St. John’s Wort and Birth Control
The herb that promises to fight depression can also weaken the effect of serious prescriptions like heart and cancer meds, allergy medications, and birth control pills. In addition to reports of unintentional pregnancies while taking the two, an FDA study found 300 milligrams (mg) of St. John’s Wort three times a day (similar to the recommended dosage for depression) may alter contraceptive’s chemical makeup enough to warrant additional protection.
Vitamin B and Statins
Niacin—better known as vitamin B—is used as a natural remedy for everything from acne to diabetes, but it can harm your muscles if taken with cholesterol-lowering statins. Both vitamin B and statins weaken muscles, which individually just means possible cramps or aches. Together though, the side effect is compounded: One quarter of people taking niacin and statins as part of a 2013 heart study dropped out because of reactions including rashes, indigestion, and muscle problems—29 people developed the muscle fiber condition myopathy.

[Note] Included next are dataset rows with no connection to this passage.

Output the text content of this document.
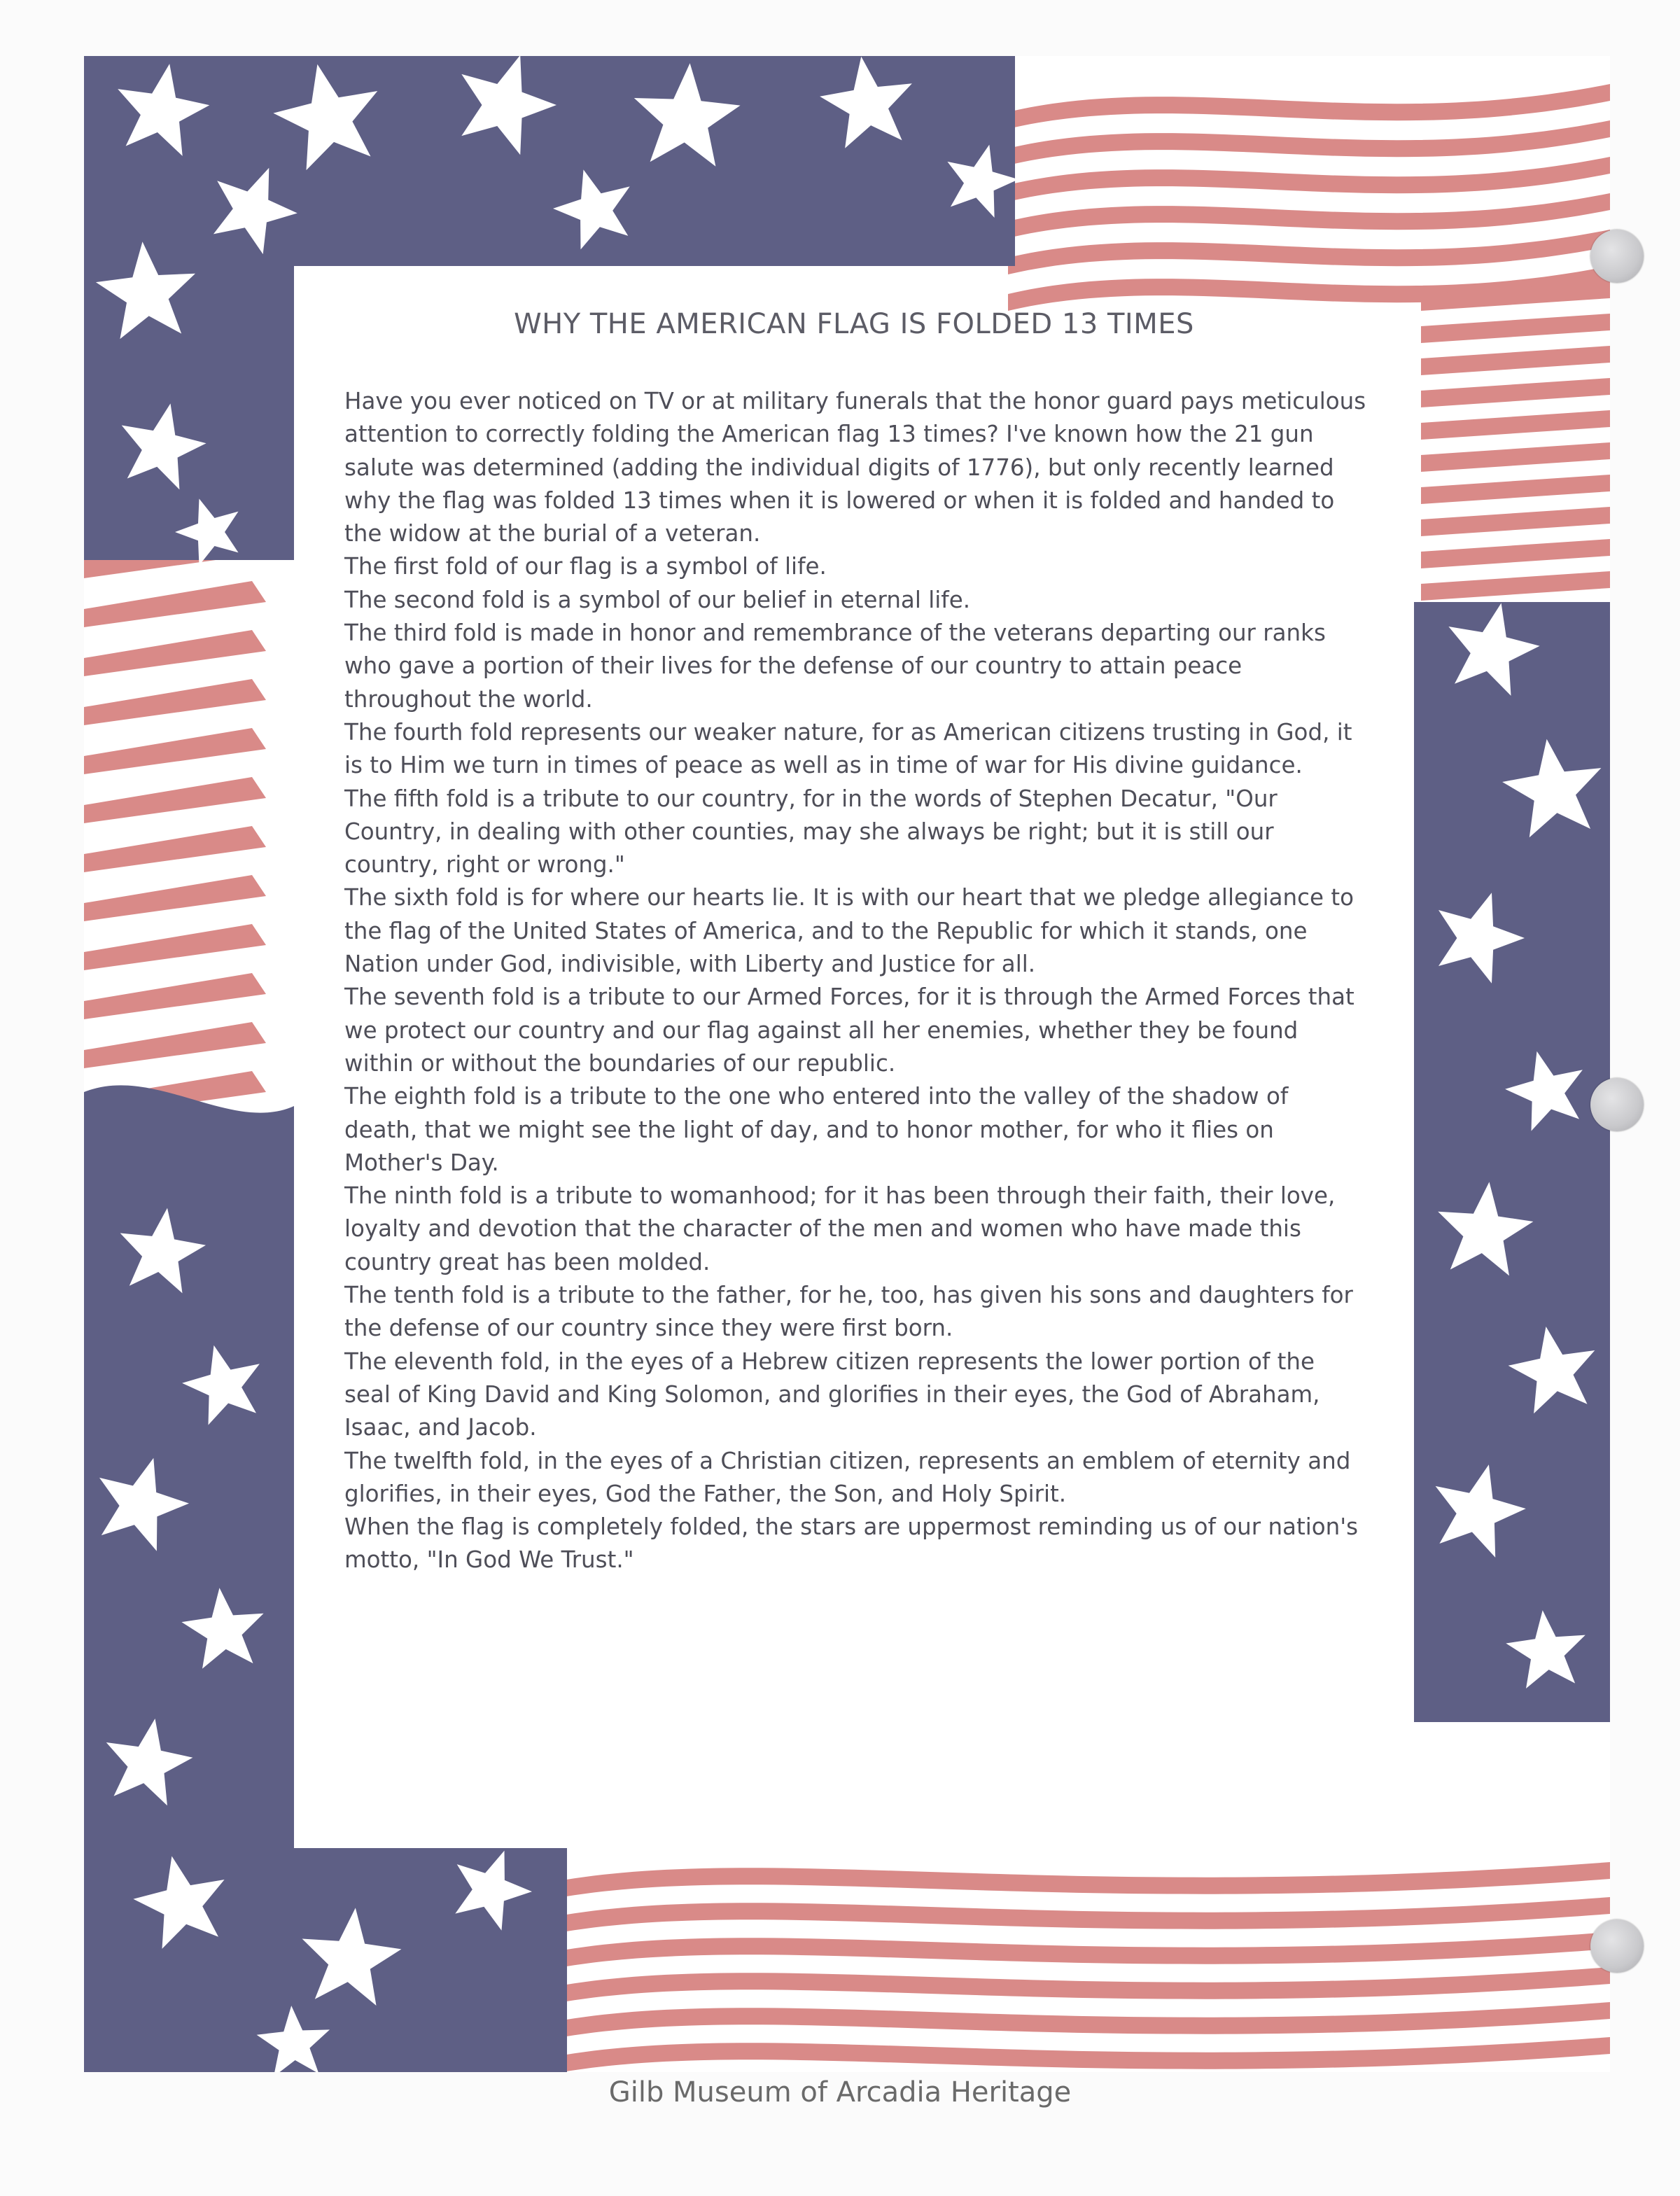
WHY THE AMERICAN FLAG IS FOLDED 13 TIMES

Have you ever noticed on TV or at military funerals that the honor guard pays meticulous attention to correctly folding the American flag 13 times? I've known how the 21 gun salute was determined (adding the individual digits of 1776), but only recently learned why the flag was folded 13 times when it is lowered or when it is folded and handed to the widow at the burial of a veteran.

The first fold of our flag is a symbol of life.

The second fold is a symbol of our belief in eternal life.

The third fold is made in honor and remembrance of the veterans departing our ranks who gave a portion of their lives for the defense of our country to attain peace throughout the world.

The fourth fold represents our weaker nature, for as American citizens trusting in God, it is to Him we turn in times of peace as well as in time of war for His divine guidance.

The fifth fold is a tribute to our country, for in the words of Stephen Decatur, "Our Country, in dealing with other counties, may she always be right; but it is still our country, right or wrong."

The sixth fold is for where our hearts lie. It is with our heart that we pledge allegiance to the flag of the United States of America, and to the Republic for which it stands, one Nation under God, indivisible, with Liberty and Justice for all.

The seventh fold is a tribute to our Armed Forces, for it is through the Armed Forces that we protect our country and our flag against all her enemies, whether they be found within or without the boundaries of our republic.

The eighth fold is a tribute to the one who entered into the valley of the shadow of death, that we might see the light of day, and to honor mother, for who it flies on Mother's Day.

The ninth fold is a tribute to womanhood; for it has been through their faith, their love, loyalty and devotion that the character of the men and women who have made this country great has been molded.

The tenth fold is a tribute to the father, for he, too, has given his sons and daughters for the defense of our country since they were first born.

The eleventh fold, in the eyes of a Hebrew citizen represents the lower portion of the seal of King David and King Solomon, and glorifies in their eyes, the God of Abraham, Isaac, and Jacob.

The twelfth fold, in the eyes of a Christian citizen, represents an emblem of eternity and glorifies, in their eyes, God the Father, the Son, and Holy Spirit.

When the flag is completely folded, the stars are uppermost reminding us of our nation's motto, "In God We Trust."

Gilb Museum of Arcadia Heritage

Decongestants and Blood Pressure Medications
Decongestants, particularly brands with pseudoephedrine (Allegra D and Mucinex D), clear your stuffy nose by constricting blood vessels, lowering the swelling and draining the fluid. But the drugs narrow blood vessels throughout your body too and can raise your blood pressure slightly, which could counteract medication and pose an issue for someone with high blood pressure, says the American Heart Association (AHA). A lot of unsuspecting cold and flu medicines have decongestants in them, the AHA adds, including some favorite brands: Clear Eyes drops, Visine, Afrin, and Sudafed.
Fish Oil and Blood Thinners
Omega-3-packed supplements get (and deserve) praise for heart benefits, but they also thin your blood. While this isn’t a rare or worrisome side effect normally, if you’re also taking blood thinners (like warfarin or aspirin), you could be increasing your risk of excessive bleeding, according to the Cleveland Clinic. The jury’s still out on how much fish oil makes for a harmful combination, but tell your doctor if the supplement is part of your routine. In fact, if you’re on a blood thinner, talk to your M.D. about what nutrients to avoid. Many herbs and minerals have natural coagulant effects—even chamomile tea.